“那我就来喝一杯,”那个南边来的人说。“不喝也行,你已经喝得比我多了。”
“可别这么说,你走了以后我可连一口都没有喝过。”本地的猎监员还是不肯罢休。
“你怎么老是这么胡说个没完?”
“我这可不是胡说。我才不会乱说呢。”
那个南边来的人放下了酒瓶。见女佣人开门进来,又随手关上了门,他就对着女佣人说:“好吧。太太怎么说?”“太太的偏头痛又犯了,她说不能见你们。说你们既然有搜查证,那要搜就请搜,搜完了就请走。她头疼就不接待了。”
“那她儿子的事她怎么说?”
“她没看到过我们家少爷,少爷的事她什么也不知道。”
“其他孩子呢?”
“到沙勒瓦做客人去了。”
“去谁家做客?”
“我不知道。太太也不知道。反正他们是跳舞去的,孩子们玩起来都很疯的,我估计他们住在朋友家要过了星期天才回来。”
“昨天在这儿转悠的那个孩子是谁?”
“昨天我没看见有什么孩子在这儿转悠呀。”
“不对,明明有的。”
“兴许是哪个小朋友来找这里的孩子玩儿的。也说不定是哪个外地游客的孩子。你说的那个孩子,是男的还是女的?”
“是个十一二岁的小女孩。褐色头发,褐色眼睛,一脸的雀斑,皮肤晒得黑黝黝的,穿工装裤、男衬衫,光着小脚板。”

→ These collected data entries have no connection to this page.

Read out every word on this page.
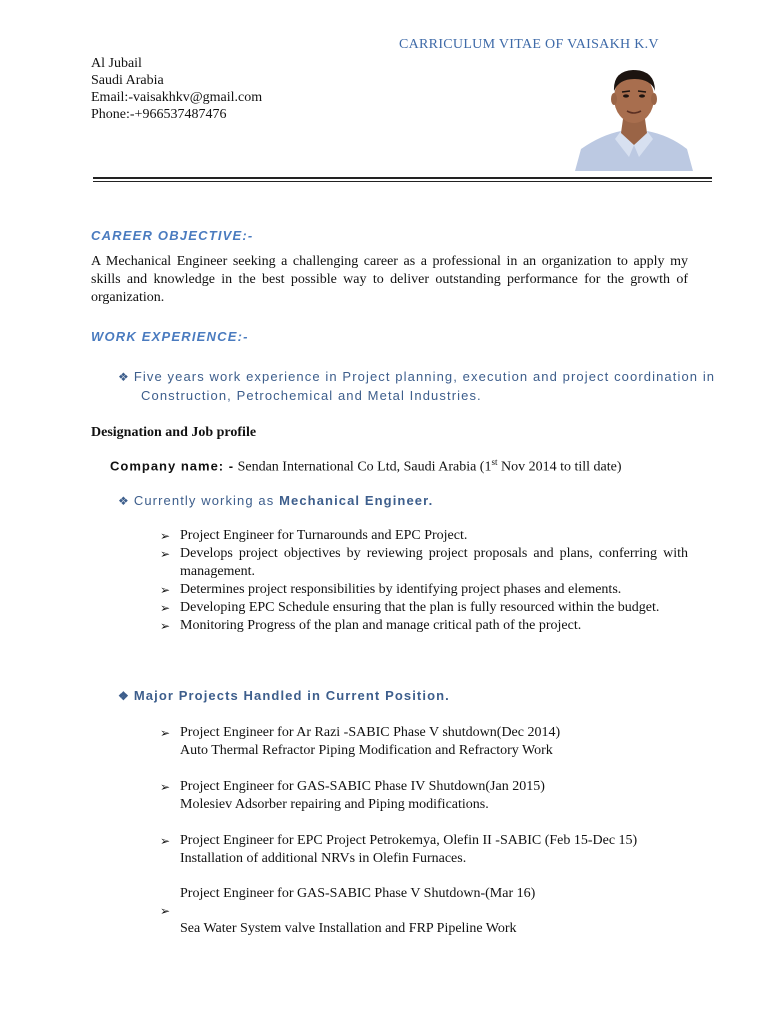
CARRICULUM VITAE OF VAISAKH K.V
Al Jubail
Saudi Arabia
Email:-vaisakhkv@gmail.com
Phone:-+966537487476
CAREER OBJECTIVE:-
A Mechanical Engineer seeking a challenging career as a professional in an organization to apply my skills and knowledge in the best possible way to deliver outstanding performance for the growth of organization.
WORK EXPERIENCE:-
❖ Five years work experience in Project planning, execution and project coordination in
Construction, Petrochemical and Metal Industries.
Designation and Job profile
Company name: - Sendan International Co Ltd, Saudi Arabia (1st Nov 2014 to till date)
❖ Currently working as Mechanical Engineer.
➢ Project Engineer for Turnarounds and EPC Project.
➢ Develops project objectives by reviewing project proposals and plans, conferring with management.
➢ Determines project responsibilities by identifying project phases and elements.
➢ Developing EPC Schedule ensuring that the plan is fully resourced within the budget.
➢ Monitoring Progress of the plan and manage critical path of the project.
❖ Major Projects Handled in Current Position.
➢ Project Engineer for Ar Razi -SABIC Phase V shutdown(Dec 2014)
Auto Thermal Refractor Piping Modification and Refractory Work
➢ Project Engineer for GAS-SABIC Phase IV Shutdown(Jan 2015)
Molesiev Adsorber repairing and Piping modifications.
➢ Project Engineer for EPC Project Petrokemya, Olefin II -SABIC (Feb 15-Dec 15)
Installation of additional NRVs in Olefin Furnaces.
Project Engineer for GAS-SABIC Phase V Shutdown-(Mar 16)
➢

Sea Water System valve Installation and FRP Pipeline Work
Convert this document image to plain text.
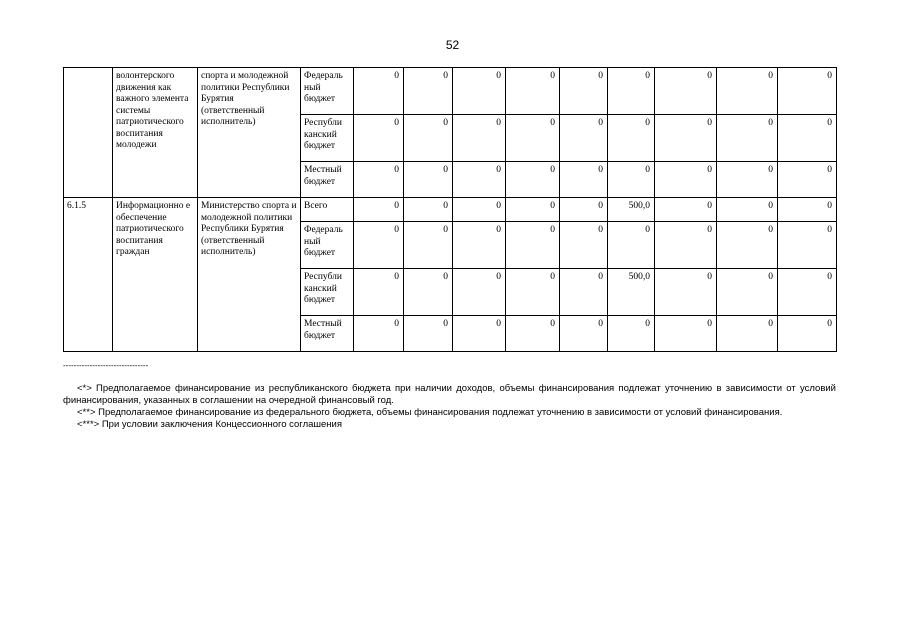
52
	волонтерского движения как важного элемента системы патриотического воспитания молодежи	спорта и молодежной политики Республики Бурятия (ответственный исполнитель)	Федераль ный бюджет	0	0	0	0	0	0	0	0	0
			Республи канский бюджет	0	0	0	0	0	0	0	0	0
			Местный бюджет	0	0	0	0	0	0	0	0	0
6.1.5	Информационно е обеспечение патриотического воспитания граждан	Министерство спорта и молодежной политики Республики Бурятия (ответственный исполнитель)	Всего	0	0	0	0	0	500,0	0	0	0
			Федераль ный бюджет	0	0	0	0	0	0	0	0	0
			Республи канский бюджет	0	0	0	0	0	500,0	0	0	0
			Местный бюджет	0	0	0	0	0	0	0	0	0
--------------------------------

<*> Предполагаемое финансирование из республиканского бюджета при наличии доходов, объемы финансирования подлежат уточнению в зависимости от условий финансирования, указанных в соглашении на очередной финансовый год.

<**> Предполагаемое финансирование из федерального бюджета, объемы финансирования подлежат уточнению в зависимости от условий финансирования.

<***> При условии заключения Концессионного соглашения
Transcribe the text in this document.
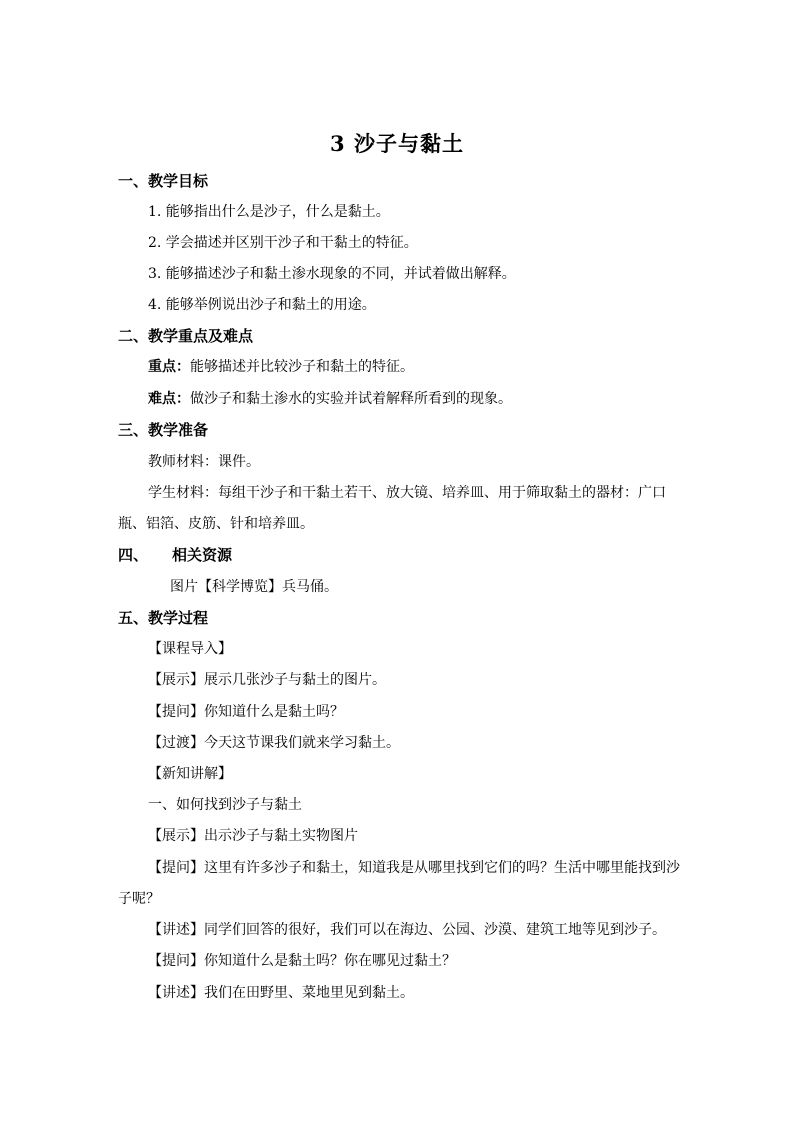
3 沙子与黏土
一、教学目标
1. 能够指出什么是沙子，什么是黏土。
2. 学会描述并区别干沙子和干黏土的特征。
3. 能够描述沙子和黏土渗水现象的不同，并试着做出解释。
4. 能够举例说出沙子和黏土的用途。
二、教学重点及难点
重点：能够描述并比较沙子和黏土的特征。
难点：做沙子和黏土渗水的实验并试着解释所看到的现象。
三、教学准备
教师材料：课件。
学生材料：每组干沙子和干黏土若干、放大镜、培养皿、用于筛取黏土的器材：广口
瓶、铝箔、皮筋、针和培养皿。
四、 相关资源
图片【科学博览】兵马俑。
五、教学过程
【课程导入】
【展示】展示几张沙子与黏土的图片。
【提问】你知道什么是黏土吗？
【过渡】今天这节课我们就来学习黏土。
【新知讲解】
一、如何找到沙子与黏土
【展示】出示沙子与黏土实物图片
【提问】这里有许多沙子和黏土，知道我是从哪里找到它们的吗？生活中哪里能找到沙
子呢？
【讲述】同学们回答的很好，我们可以在海边、公园、沙漠、建筑工地等见到沙子。
【提问】你知道什么是黏土吗？你在哪见过黏土？
【讲述】我们在田野里、菜地里见到黏土。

“这倒是说不准了,”女佣人说。“你确定十一二岁了?”
“呸,还是算了吧,”那个南边来的人说。“别指望从这种乡巴佬嘴里问出什么名堂!”
“你说我是乡巴佬,那他又算什么?”女佣人说着对本地的猎监员瞟了一眼。“艾沃森先生又算什么?他的孩子跟我还是一所学校里念的书呢。他是乡巴佬他爹?”
“那个小姑娘是什么人?”艾沃森问她。“快说吧,索莎。我想知道,那个小女孩到底是什么人,你就是不说,我反正也查得出来的。”
“我怎么会知道,”那个叫索莎的女佣人说。“你知道的,眼下上这儿来串门的简直什么样的人都有。呵呵,有时候我真觉得像是住在个大城市里一样。”
“你该不是要自找麻烦吧,索莎?”艾沃森说。
“这我哪儿能呢,先生。对我有什么好处啊?”
“我很严肃的,不跟你说笑话。”
“你自己呢,该也不是要自找麻烦吧?”索莎问他。
他们到马棚外套好了车,那个南边来的人说:“看来我们的事办得不太顺利呢,是不是?”
“他这下子可以远走高飞了,”艾沃森说。“吃的都有了,枪一定也拿到手了。不过他眼下还是跑不出这一带。我准能逮住他。你辨认足迹在行吗?先生”
“不行。说实在的我不行。你呢?你的技术怎么样?”
“雪地里还行,现在嘛,我也说不准。”那另一个猎监员说得笑了起来。
“不过我们也不一定非得找到他的足迹不可。只要我们仔细研究一下,算准了他去哪儿就行了。”
“我想啊,他带上了那么多的东西,不会到南边去的。去南边的话只要稍微带上些吃的,到铁路线上就有火车可搭了。”
“我也说不准那柴棚里到底给拿走了些什么东西。不过看样子,厨房里的东西他肯定拿走了一大堆。肯定够他吃的了。他出逃一定有个目的地。我得去调查一下他平日都有哪些习惯,都有哪些朋友,还有他会常去什么地方。沙勒瓦、佩托斯基、圣伊格内斯、席博伊根,我是觉得要堵住他就到这几个地方去堵。你倒说说,你要是他的话你会去哪儿呢?”
“我一定会去西北半岛。”
“跟我想到一块儿去了。你看啊,那一带地方他以前都是去过的。到渡口去抓他最方便了。要不然就很麻烦,从这儿到席博伊根地域辽阔,对他又都是熟门熟路。”
“我看我们还是去看看潘可多吧。今天不妨就去查看这一路。”
“他会搭东约旦-大特腊沃斯线的列车去吗?”
“也不是没有这种可能。不过那就离他的家乡远了。我估计他多半会去熟悉的地方。”
他们正打开栅栏门要出去,索莎从屋里出来了。
“可以搭你们的车子上铺子里去吗?我得去采办些食品杂货。家里什么都没有了。”